The US-India trade deal cuts tariffs sharply in exchange for India ending Russian oil imports, easing pressure on Indian exports while reshaping energy flows.

Summary:

  • US and India reached a trade deal cutting US tariffs on Indian goods to 18%

  • The US will remove a punitive 25% tariff tied to India’s Russian oil purchases

  • India agreed to halt Russian oil imports and shift supply toward the US and potentially Venezuela

  • Indian equities rallied sharply, easing pressure on exports and the rupee

  • Details remain limited, with no formal proclamation or timeline released

Donald Trump announced a trade agreement with India that sharply reduces US tariffs on Indian goods to 18% from as high as 50%, in exchange for New Delhi committing to end purchases of Russian oil and lower trade barriers for US exports.

The announcement followed a call between Trump and Narendra Modi and represents a significant shift in bilateral trade relations after months of tariff pressure. A US official said Washington would rescind a punitive 25% duty imposed last year over India’s continued imports of Russian crude, which had been layered on top of a separate 25% “reciprocal” tariff.

Under the agreement, India will redirect oil purchases toward the US and potentially Venezuela, helping to replace Russian supply. The deal also includes commitments from India to raise purchases of US energy, technology, agricultural and other products, alongside broader reductions in tariff and non-tariff barriers.

Indian markets reacted positively. US-listed Indian stocks and ETFs posted strong gains, reflecting relief that India’s exports will no longer face a disproportionate tariff burden compared with other Asian economies. Analysts noted that the new 18% rate broadly aligns India with regional peers and removes a key drag on trade competitiveness and currency sentiment.

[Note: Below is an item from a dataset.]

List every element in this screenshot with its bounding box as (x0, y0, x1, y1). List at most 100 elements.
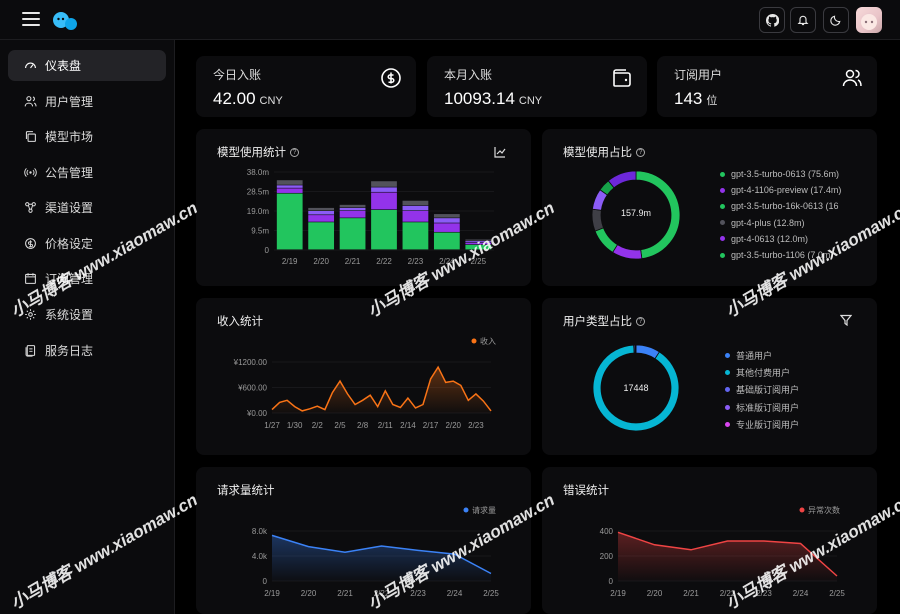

However, details remain scarce. No presidential proclamation or Federal Register notice has been issued, leaving uncertainty around implementation dates, enforcement mechanisms and the precise timeline for ending Russian oil imports. The agreement also lacks the large-scale investment commitments seen in recent US deals with Japan and South Korea.

The deal follows India’s recent trade agreement with the European Union and comes as the Trump administration accelerates trade negotiations ahead of a pending US Supreme Court ruling on the legality of Trump’s tariff authority. Officials have signalled that bilateral deals will proceed regardless of the court outcome.

From an energy perspective, India’s pivot away from Russia marks a notable shift. India has relied heavily on discounted Russian crude since 2022, but imports have already begun to slow, suggesting the transition may already be underway.